Yeah I think I can implement this with much trouble, I have hidden nodes they just can’t then expose nested capturing nodes…

mbrock · October 2, 2025, 4:34am

Instead of improving the actual parser thing, I’m glad to announce that after learning to use Zig’s @Vector with @splat and @select, I figured out how to implement the tree printing code with SIMD—on modern x86 just eight AVX-512 instructions render 32 tree levels to a whole array of UTF-8 box drawing characters… so, at least that’s fast…

  kmovw      (%rsi), %k1              ; Load 16 bits → mask k1
  kmovw      0x2(%rsi), %k2           ; Load 16 bits → mask k2
  vpbroadcastd ..., %zmm0             ; Broadcast "  " to 16 u32s
  vpbroadcastd ..., %zmm1             ; Broadcast "│ " to 16 u32s
  vpblendmd  %zmm0, %zmm1, %zmm2 {%k1}; Select 64 bytes
  vmovdqa32  %zmm0, %zmm1 {%k2}       ; Select 64 bytes
  vmovdqu64  %zmm1, [mem]             ; Store 64 bytes
  vmovdqu64  %zmm2, [mem+64]          ; Store 64 bytes

vulpesx · October 2, 2025, 5:40am

I mean… what else would you optimise :3

mbrock · October 2, 2025, 7:34am

Ahh, I realized that the code is as good or even better without any @Vector or bit casts or anything—when both the UTF-8 patterns are 4 bytes each, this code that explicitly loops over a bitset and @memcpys into the buffer gets optimized into the same splat/blend SIMD code!

    levels: std.bit_set.IntegerBitSet(N) = std.bit_set.IntegerBitSet(N).initEmpty(),
    len: std.math.IntFittingRange(0, N) = 0,

    const N = 32;
    const Writer = std.Io.Writer;

    pub const empty = @This(){};

    const pattern_a: [4]u8 = [4]u8{ 0xe2, 0x80, 0x80, 0x20 }; // "\xe2\x80\x80 "
    const pattern_b: [4]u8 = [4]u8{ 0xe2, 0x94, 0x82, 0x20 }; // "│ "

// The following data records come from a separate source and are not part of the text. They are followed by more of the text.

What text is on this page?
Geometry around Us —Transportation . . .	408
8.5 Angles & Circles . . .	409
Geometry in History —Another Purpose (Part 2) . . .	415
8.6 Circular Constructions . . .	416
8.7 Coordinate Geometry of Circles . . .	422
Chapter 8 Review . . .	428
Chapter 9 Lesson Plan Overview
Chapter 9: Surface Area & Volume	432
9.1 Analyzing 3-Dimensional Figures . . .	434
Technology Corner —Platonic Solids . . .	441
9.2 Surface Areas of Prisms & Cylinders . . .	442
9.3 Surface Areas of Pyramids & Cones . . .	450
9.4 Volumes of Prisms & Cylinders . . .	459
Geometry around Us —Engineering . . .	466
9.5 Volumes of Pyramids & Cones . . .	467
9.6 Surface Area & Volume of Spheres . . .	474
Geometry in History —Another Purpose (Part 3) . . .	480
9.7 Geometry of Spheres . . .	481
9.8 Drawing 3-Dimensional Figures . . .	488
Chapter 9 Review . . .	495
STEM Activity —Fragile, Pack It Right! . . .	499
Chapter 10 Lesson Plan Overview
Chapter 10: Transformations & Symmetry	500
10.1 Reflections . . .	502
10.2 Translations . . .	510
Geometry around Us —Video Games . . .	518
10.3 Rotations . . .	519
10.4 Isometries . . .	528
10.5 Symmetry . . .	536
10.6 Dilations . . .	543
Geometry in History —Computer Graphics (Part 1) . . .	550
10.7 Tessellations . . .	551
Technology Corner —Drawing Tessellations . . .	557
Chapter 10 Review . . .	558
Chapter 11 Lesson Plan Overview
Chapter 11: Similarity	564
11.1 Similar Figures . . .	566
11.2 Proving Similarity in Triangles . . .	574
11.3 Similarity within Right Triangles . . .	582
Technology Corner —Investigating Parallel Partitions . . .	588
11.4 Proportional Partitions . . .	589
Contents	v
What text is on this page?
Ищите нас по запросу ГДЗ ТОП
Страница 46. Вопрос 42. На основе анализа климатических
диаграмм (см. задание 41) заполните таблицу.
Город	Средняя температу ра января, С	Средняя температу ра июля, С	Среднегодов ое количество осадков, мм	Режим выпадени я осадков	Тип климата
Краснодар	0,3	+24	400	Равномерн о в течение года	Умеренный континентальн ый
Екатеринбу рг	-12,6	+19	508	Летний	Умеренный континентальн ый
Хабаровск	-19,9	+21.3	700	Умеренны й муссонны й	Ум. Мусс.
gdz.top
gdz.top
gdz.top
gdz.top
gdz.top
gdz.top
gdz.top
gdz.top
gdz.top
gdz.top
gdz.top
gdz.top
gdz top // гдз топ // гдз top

    pub fn writeUtf8Prefix(
        w: *Writer,
        bits: std.bit_set.IntegerBitSet(N),
        len: std.math.IntFittingRange(0, N),
    ) !void {
        const n = @as(usize, @intCast(len)) * 4;
        const buffer = try w.writableSlice(n);
        for (0..len) |i| {
            const pattern = if (bits.isSet(i)) &pattern_b else &pattern_a;
            @memcpy(buffer[i * 4 ..][0..4], pattern);
        }
    }

It even makes a nice dispatch on the len to choose one of like four different specialized paths, code is great on both Tigerlake and ARM64. Autovectorization is more ambitious than I would have guessed!